D’autre part, du point de vue du travailleur répondant à un appel de service, l’enjeu de la sécurité lui impose, en raison de ses propres obligations et préalablement à son déplacement, la manifestation d’une vigilance au moment de recueillir l’ensemble des renseignements pertinents à la détermination des mesures mises en œuvre lors de ses travaux.
L’appel de service concerne très souvent, pour un travailleur, un lieu de travail peu ou pas du tout familier.
Au surplus, même pour un lieu de travail connu du travailleur, ce dernier doit prendre le temps de s’assurer que, depuis sa dernière visite, le lieu de travail n’a pas été l’objet de modifications ayant un impact à l’égard de la sécurité.
Le respect des obligations imposées par la législation et la règlementation exige de ne jamais présumer que les lieux sont demeurés dans le même état, ni que le propriétaire respecte fidèlement ses obligations en matière de sécurité.
Il est important que le représentant d’un entrepreneur, lors de l’appel de service, prenne le temps de discuter avec la personne logeant l’appel afin de bien comprendre la nature des travaux requis ainsi que la configuration des lieux visés par les travaux éventuels.
Il s’agit d’éviter les éléments de surprise qui pourraient accabler le travailleur lors des travaux ponctuels d’entretien ou de réparation.
Il en ressort que le meilleur moyen d’y arriver est de s’assurer, lors de l’appel de service, que toutes les questions pertinentes soient formulées et, même si cela peut prolonger l’entretien téléphonique initial, que des réponses précises soient fournies puis transmises au travailleur préalablement à son déplacement sur le lieu du travail.
À titre d’illustration, l’entretien téléphonique initial doit constituer une communication simple et claire qui pourrait comporter les questions suivantes :
- L’intervention vise-t-elle des travaux en hauteur ?
- L’intervention doit-elle être réalisée au milieu ou en bordure du toit ?
- Quel est le type d’accès au toit ?
- Cet accès est-il sécuritaire ?
- Les lieux sont-ils protégés par des garde-corps ?
- Le toit est-il pourvu d’ancrages appropriés ?
- L’intervention implique-t-elle la présence d’amiante ou de silice ?
- L’équipement de protection individuel approprié est-il disponible ?
- L’intervention vise-t-elle des travaux électriques ?
- L’information affichée aux panneaux électriques est-elle exacte et mise à jour ?
- Existe-il une procédure de cadenassage ?
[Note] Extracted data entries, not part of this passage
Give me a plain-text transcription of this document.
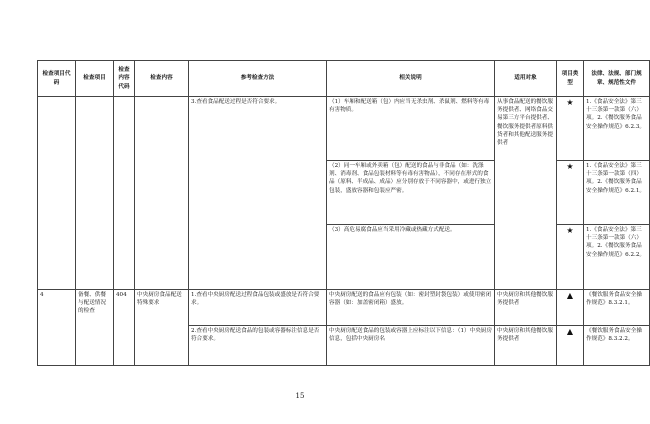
检查项目代码	检查项目	检查内容代码	检查内容	参考检查方法	相关说明	适用对象	项目类型	法律、法规、部门规章、规范性文件
				3.查看食品配送过程是否符合要求。	（1）车厢和配送箱（包）内应当无杀虫剂、杀鼠剂、燃料等有毒有害物质。	从事食品配送的餐饮服务提供者、网络食品交易第三方平台提供者、餐饮服务提供者原料供货者和其他配送服务提供者	★	1.《食品安全法》第三十三条第一款第（六）项。2.《餐饮服务食品安全操作规范》6.2.3。
					（2）同一车厢或外卖箱（包）配送的食品与非食品（如：洗涤剂、消毒剂、食品包装材料等有毒有害物品），不同存在形式的食品（原料、半成品、成品）应分别存放于不同容器中，或进行独立包装，盛放容器和包装应严密。		★	1.《食品安全法》第三十三条第一款第（四）项。2.《餐饮服务食品安全操作规范》6.2.1。
					（3）高危易腐食品应当采用冷藏或热藏方式配送。		★	1.《食品安全法》第三十三条第一款第（六）项。2.《餐饮服务食品安全操作规范》6.2.2。
4	备餐、供餐与配送情况的检查	404	中央厨房食品配送特殊要求	1.查看中央厨房配送过程食品包装或盛放是否符合要求。	中央厨房配送的食品应有包装（如：密封塑封袋包装）或使用密闭容器（如：加盖密闭箱）盛放。	中央厨房和其他餐饮服务提供者	▲	《餐饮服务食品安全操作规范》8.3.2.1。
				2.查看中央厨房配送食品的包装或容器标注信息是否符合要求。	中央厨房配送食品的包装或容器上应标注以下信息：（1）中央厨房信息，包括中央厨房名	中央厨房和其他餐饮服务提供者	▲	《餐饮服务食品安全操作规范》8.3.2.2。
15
- Quelle est cette procédure ?
- La procédure est-elle disponible ?
Bref, la réponse à un appel de service ponctuel peut révéler la mise en scène de manœuvres efficaces et sécuritaires mais il ne doit jamais, pour autant, devenir le théâtre de travaux d’improvisation !
[1] Voir notamment les articles 2, 49 & 51 de la Loi sur la santé et la sécurité du travail, RLRQ c S-2.1 ainsi que l’ensemble de la réglementation y afférente, dont le Règlement sur la santé et la sécurité du travail, RLRQ c S-2.1, r 13 et le Code de sécurité pour les travaux de construction, RLRQ c S-2.1, r 4; voir aussi la Loi sur le bâtiment, RLRQ c B-1.1 et le Code de sécurité, RLRQ c B-1.1, r 3.